Jeff wasn’t allowed to play with Alex anymore after that, even though they had been best friends since first grade. “That boy needs professional help,” Jeff’s mother told his mom crisply the next day when she brought Alex over to apologize. He had to pay with his own money for the arborist, who was sort of like a doctor for trees, but the willow would survive, which was a relief because Alex had never intended to hurt the tree. He hadn’t intended any of the stuff that had gone wrong.
The worst part wasn’t upsetting his mom, although that was definitely very, very bad. The worst part was telling his father the next time they video chatted. His dad looked so disappointed and worried, all Alex could do was lower his head and blink back tears and nod as his dad urged him to be good, to think things through, to make better choices, to remember that he was supposed to be helping his mother, not giving her more things to worry about.
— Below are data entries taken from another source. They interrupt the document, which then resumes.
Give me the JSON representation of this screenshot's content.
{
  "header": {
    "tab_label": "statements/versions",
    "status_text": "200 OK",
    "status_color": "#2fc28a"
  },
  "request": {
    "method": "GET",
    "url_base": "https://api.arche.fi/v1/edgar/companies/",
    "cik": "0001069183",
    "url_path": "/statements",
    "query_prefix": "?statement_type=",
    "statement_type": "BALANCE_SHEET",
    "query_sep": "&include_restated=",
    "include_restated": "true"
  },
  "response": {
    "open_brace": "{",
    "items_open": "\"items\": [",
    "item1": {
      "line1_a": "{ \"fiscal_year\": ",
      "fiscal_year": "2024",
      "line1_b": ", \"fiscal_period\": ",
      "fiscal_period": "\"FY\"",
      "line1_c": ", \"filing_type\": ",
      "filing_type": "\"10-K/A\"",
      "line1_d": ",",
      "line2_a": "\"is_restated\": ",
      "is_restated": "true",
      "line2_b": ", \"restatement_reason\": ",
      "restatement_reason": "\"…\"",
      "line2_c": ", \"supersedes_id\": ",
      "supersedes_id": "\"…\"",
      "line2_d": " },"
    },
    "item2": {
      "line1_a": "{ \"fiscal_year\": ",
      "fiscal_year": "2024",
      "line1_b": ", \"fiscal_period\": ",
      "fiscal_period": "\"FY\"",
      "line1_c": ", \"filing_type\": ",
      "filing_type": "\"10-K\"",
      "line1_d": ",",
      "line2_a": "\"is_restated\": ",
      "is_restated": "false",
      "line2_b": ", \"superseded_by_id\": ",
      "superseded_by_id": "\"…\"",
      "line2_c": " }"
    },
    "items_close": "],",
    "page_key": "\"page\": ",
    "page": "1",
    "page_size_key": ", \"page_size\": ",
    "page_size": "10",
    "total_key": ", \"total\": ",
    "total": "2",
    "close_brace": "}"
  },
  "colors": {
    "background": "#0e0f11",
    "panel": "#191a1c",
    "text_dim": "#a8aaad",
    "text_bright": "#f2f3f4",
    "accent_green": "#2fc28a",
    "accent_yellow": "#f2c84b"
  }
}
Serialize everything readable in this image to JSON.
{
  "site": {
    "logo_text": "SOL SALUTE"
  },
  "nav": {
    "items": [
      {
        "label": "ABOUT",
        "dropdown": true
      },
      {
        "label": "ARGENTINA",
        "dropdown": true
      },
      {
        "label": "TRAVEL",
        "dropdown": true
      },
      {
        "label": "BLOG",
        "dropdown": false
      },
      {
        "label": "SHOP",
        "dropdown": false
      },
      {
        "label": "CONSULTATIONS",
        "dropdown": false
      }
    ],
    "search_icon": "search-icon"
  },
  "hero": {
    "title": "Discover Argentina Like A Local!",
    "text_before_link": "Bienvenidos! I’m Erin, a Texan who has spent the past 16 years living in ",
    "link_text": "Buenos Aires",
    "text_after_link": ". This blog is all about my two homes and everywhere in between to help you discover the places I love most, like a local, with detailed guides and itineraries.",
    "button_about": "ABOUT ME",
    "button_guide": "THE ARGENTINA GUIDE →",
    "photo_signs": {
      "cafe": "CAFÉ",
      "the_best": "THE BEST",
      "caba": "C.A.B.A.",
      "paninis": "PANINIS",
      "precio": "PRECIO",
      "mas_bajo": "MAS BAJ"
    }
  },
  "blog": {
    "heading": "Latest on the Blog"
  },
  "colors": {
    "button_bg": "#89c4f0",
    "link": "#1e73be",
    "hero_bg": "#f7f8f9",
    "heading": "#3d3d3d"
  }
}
“I’m sorry,” Alex said, and he really, really meant it. He said it over and over again but it didn’t make anything any better.
• • •
He had to do better, Alex told himself as Lucas led the choir through what felt like the longest warm-up in choir history. He hated the heavy, sick feeling that filled his stomach whenever he had done something bad and he knew everyone was mad at him. He wished he could talk to his dad and tell him that he would definitely do better. He wouldn’t make his mom worry anymore. He would do something for her, something special for Christmas, something to make her smile again, a good surprise to make up for all the upsetting ones he had sprung on her ever since he was little, but more often since his dad had gone away, which was exactly the opposite of what he should have been doing.